Ayrıca Peygamberlerin şirke bulaşmadıklarını söylemiştik. Bu konuda Hz. İbrahim’in yanlış anlaşılan yıldızlarla ilgili durumu da bir soru işareti olarak akla gelebilir. Bizce Hz. İbrahim, hiçbir zaman yıldızlara, ay ve güneşe tapmamıştır. Zira bu durumda, müşriklerin kendilerini davet edenin de bir zamanlar kendileri gibi putperest olmasından akılları karışabilir ve kötü niyetliler bunu dillerine dolama imkânı bulurlardı. Nitekim Hz. İbrahim’in de (haşa) bir zamanlar putperest olduğu sonucu çıkarılan ayetlerde de, bu tür bir anlamanın yanlış olduğunu ortaya koyan açık ifadeler vardır.
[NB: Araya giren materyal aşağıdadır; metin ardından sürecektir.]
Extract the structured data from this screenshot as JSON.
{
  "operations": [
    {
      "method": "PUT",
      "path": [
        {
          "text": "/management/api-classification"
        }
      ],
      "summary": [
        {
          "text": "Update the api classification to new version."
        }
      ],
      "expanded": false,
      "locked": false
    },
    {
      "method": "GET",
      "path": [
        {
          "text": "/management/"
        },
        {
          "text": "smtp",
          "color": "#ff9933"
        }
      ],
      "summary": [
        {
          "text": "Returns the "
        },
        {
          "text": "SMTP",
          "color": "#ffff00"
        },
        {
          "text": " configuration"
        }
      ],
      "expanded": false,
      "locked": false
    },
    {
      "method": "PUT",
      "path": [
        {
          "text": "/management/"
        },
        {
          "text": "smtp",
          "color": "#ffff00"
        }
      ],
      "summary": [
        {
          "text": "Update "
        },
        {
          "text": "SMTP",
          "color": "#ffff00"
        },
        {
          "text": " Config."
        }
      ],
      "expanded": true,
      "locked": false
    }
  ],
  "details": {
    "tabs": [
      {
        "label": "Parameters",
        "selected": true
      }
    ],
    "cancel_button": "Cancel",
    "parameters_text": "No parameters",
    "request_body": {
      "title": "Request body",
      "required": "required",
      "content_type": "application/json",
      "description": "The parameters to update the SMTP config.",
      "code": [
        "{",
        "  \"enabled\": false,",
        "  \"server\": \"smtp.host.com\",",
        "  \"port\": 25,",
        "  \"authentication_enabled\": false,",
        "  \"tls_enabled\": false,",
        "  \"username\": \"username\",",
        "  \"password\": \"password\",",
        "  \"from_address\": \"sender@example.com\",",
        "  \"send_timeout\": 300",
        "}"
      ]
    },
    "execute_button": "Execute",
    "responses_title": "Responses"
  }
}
Konuyla ilgili ayetlere bakalım:

“Hani İbrahim, babası Azer'e (şöyle) demişti: 'Sen putları ilahlar mı ediniyorsun? Doğrusu, ben seni ve kavmini apaçık bir sapıklık içinde görüyorum.” (6/74.)

Konunun başında geçen bu ayete baktığımızda, İbrahim (as.)’in babasına dönük bilinçli bir tavır ve davet içinde olduğu görülmektedir. Nitekim devamında gelen aşağıdaki ayette bu tespitimizi teyit etmektedir:

“Böylece biz İbrahim'e (şirkin çirkinliğini gösterdiğimiz gibi), göklerin ve yerin melekûtunu (muhteşem ve mükemmel varlıklarını) gösteriyorduk ki, kesin inananlardan olsun.” (6/75)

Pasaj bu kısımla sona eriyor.